25/Apr/2024
Editoriales

El filántropo

En Monterrey hay gente buena, trabajadora, y de buenos principios.

Desde luego que hay excepciones, pero en lo general, los nuevoleoneses se distinguen por esforzarse en su progreso sin olvidar el compromiso social de crear empleos y mejorar el nivel de vida de los trabajadores.

Han existido grandes educadores, famosos artistas, encomiables promotores culturales, distinguidos profesionistas, formidables escritores y poetas, ilustres historiadores, reconocidos políticos y sorprendentes filántropos, que lo son cuando sus recursos superan a sus necesidades personales y familiares.   

Pero cuenta una leyenda que hubo en la primera década del siglo veinte un hábil ebanista que inició, en el solar de su casa, la construcción de una escalera de madera en forma de caracol, que comercializaría entre los vecinos poderosos que tenían grandes mansiones, pues planeaba hacerla a todo lujo.

Su casa tenía por barda unos postes de madera y alambre, de suerte que se veía el patio – taller desde la calle. Apenas estaba formando la estructura cuando un vecino fue a verlo y le dijo que le regalara por favor un pequeño pedazo de madera, pues lo necesitaba y que a él (al ebanista) no le haría mucha falta, pues tenía más.    

El ebanista dudó un poco y preguntó al vecino si era importante para él ese madero y al contestarle que sí, se lo dio y el vecino se fue con su rostro iluminado.

Luego vino otra persona a quien no conocía por haber migrado recientemente a la Ciudad y le explicó que si le prestaba algunos peldaños él podría trabajar y alimentar a sus dos hijos, pues preparaba y vendía barbacoa, pero no tenía dónde colocar la vasija para que la clientela viera su producto. Y los regresaría tan pronto tuviera dinero para comprar alguna mesa o banco que sirviera de mostrador.

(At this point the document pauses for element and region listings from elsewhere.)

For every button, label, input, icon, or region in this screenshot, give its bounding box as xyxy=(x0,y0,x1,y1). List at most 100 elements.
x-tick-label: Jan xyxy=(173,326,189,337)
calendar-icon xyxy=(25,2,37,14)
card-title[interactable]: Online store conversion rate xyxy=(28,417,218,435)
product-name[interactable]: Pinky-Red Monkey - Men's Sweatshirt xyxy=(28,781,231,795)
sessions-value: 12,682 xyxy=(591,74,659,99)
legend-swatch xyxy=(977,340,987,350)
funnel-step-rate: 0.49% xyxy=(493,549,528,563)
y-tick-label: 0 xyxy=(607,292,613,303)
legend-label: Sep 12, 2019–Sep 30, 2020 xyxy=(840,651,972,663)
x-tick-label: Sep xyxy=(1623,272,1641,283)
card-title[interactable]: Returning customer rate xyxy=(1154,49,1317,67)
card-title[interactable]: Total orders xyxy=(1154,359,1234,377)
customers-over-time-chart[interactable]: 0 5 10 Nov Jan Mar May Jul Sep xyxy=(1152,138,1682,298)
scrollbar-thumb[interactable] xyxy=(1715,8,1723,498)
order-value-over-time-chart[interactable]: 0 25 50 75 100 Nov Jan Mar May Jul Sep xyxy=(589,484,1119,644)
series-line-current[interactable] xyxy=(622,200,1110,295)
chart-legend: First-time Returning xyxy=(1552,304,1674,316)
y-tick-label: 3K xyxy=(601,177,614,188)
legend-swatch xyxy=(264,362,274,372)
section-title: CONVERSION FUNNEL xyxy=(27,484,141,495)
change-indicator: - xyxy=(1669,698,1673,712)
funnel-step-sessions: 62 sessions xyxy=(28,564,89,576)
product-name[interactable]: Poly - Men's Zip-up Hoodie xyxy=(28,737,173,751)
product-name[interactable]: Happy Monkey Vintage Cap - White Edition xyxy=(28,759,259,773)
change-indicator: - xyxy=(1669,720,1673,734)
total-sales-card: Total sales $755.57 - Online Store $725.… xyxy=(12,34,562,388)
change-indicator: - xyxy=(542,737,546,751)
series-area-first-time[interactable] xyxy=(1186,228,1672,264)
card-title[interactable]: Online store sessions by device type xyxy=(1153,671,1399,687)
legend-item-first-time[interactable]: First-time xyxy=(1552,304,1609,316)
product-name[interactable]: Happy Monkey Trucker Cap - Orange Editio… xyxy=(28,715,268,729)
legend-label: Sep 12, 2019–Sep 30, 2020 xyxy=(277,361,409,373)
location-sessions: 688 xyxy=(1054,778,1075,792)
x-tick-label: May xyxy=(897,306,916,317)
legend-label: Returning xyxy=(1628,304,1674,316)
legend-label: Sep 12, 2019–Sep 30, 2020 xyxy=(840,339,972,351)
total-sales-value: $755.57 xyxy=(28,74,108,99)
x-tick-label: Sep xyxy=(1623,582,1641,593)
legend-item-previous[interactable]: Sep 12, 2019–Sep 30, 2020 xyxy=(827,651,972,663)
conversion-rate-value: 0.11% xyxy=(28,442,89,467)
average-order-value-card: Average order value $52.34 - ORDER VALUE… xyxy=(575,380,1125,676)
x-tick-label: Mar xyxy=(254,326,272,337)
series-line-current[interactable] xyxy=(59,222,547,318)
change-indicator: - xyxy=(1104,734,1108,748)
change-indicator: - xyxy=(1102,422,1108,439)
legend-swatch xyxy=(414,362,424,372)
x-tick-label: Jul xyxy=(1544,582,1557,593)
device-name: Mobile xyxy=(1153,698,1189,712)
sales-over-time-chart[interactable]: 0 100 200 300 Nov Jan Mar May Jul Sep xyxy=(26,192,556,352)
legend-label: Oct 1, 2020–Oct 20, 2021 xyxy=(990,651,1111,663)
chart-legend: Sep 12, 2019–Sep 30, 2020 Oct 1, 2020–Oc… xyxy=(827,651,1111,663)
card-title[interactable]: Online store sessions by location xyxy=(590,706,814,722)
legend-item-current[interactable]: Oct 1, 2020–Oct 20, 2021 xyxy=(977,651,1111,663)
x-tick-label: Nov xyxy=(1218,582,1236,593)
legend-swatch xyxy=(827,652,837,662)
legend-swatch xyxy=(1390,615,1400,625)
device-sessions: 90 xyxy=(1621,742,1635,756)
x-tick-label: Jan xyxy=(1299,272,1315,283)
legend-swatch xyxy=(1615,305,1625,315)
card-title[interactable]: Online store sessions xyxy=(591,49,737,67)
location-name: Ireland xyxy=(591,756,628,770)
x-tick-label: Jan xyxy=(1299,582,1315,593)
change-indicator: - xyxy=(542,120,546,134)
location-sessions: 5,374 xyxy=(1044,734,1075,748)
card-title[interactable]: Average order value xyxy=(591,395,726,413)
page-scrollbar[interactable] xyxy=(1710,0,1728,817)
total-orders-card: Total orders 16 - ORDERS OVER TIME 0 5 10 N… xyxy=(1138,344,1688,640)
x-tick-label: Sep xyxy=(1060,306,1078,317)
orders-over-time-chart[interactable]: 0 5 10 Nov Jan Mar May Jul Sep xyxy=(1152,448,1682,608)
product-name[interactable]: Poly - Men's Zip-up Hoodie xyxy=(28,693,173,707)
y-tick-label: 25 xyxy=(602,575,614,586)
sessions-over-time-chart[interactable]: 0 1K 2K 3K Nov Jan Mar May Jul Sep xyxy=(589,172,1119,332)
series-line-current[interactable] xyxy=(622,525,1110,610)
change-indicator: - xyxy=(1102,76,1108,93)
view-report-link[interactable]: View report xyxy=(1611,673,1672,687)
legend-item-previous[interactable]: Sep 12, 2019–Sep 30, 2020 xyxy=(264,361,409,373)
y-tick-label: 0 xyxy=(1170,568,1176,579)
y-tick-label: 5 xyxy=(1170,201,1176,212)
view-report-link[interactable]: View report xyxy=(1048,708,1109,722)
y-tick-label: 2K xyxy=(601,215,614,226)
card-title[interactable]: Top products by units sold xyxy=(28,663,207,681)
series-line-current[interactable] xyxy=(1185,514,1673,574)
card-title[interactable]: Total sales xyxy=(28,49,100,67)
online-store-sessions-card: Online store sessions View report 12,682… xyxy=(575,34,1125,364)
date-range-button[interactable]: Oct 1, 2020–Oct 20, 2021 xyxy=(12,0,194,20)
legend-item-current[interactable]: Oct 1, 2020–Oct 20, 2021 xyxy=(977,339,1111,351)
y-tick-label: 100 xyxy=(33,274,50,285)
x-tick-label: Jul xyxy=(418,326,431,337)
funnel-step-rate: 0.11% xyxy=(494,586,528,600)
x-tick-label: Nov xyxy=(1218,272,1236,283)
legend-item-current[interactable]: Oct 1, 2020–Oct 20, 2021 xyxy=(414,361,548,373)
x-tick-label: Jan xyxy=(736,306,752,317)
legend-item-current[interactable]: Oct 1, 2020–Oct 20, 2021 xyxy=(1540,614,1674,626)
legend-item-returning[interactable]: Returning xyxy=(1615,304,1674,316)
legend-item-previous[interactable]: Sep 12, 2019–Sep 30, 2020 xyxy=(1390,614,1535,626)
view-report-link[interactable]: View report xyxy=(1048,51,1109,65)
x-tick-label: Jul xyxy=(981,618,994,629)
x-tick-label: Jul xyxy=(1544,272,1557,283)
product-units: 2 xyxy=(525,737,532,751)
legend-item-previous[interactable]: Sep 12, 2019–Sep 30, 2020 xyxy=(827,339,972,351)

El ebanista vio el entusiasmo del migrante y le regaló varios peldaños, con lo que este se retiró feliz.

El ebanista retomó su trabajo comenzando a colocar el pasamanos a la escalera de caracol, y al rato fue una mujer a pedirle un pedazo de madera que necesitaba para tapar un agujero en su casa pues ya el frío comenzaba a arreciar en esas noches de noviembre. El carpintero se lo dio y la mujer se fue agradecida.

La voz se corrió entre los vecinos de aquel Monterrey en crecimiento, y pronto vinieron muchos otros regiomontanos recién llegados de otras entidades en busca de empleo a pedirle trozos de la madera, y el ebanista ya le había hallado buen sabor al hecho de ayudarlos, así que a la mayoría le obsequió lo que requerían, tan sólo les hacía algunas preguntas para cerciorarse de que realmente lo necesitaran.

Después supo que algunos de ellos hicieron fuego usando la madera fina como leña, y aún así -extrañamente- sentía un placer inexplicable.

Sin embargo, la escalera que nunca terminó era su único ingreso programado y su esposa le reclamó al iniciar el mes de diciembre diciéndole que no tenían para darle una buena cena de Navidad a sus hijos, y él apenas le estaba contestando que de alguna manera fabricaría algún producto para vender, cuando tocaron a la puerta.

Salió y estaba un señor que venía en un carruaje y le traía mensaje de la gerencia de la nueva empresa de fundición de fierro y acero.

La empresa necesitaba oficinas elegantes porque sus clientes serían los grandes señores del capital internacional, así que decidieron que en ellas hubiera escaleras de madera fina y algunas paredes forradas de caoba, y que buscaron al mejor ebanista de Monterrey.

Que anduvieron preguntando y en todos los barrios les dijeron que el mejor era él, y que si estaba dispuesto a tomar ese contrato, que se pusiera a trabajar inmediatamente. 

Dijo traer instrucciones de que si aceptaba, en señal de trato le entregara un anticipo de doscientos pesos.

El ebanista tomó el anticipo, y luego de pasar una feliz Navidad con los suyos, terminó los trabajos de la fundidora seis meses después, y con las utilidades montó una fábrica grande de muebles de madera y se dedicó a hacer obras de beneficencia.

Había nacido un filántropo que primero lo fue antes de ser próspero, haciendo honor a las palabras de la madre Teresa: si no se vive para los demás, la vida carece de sentido.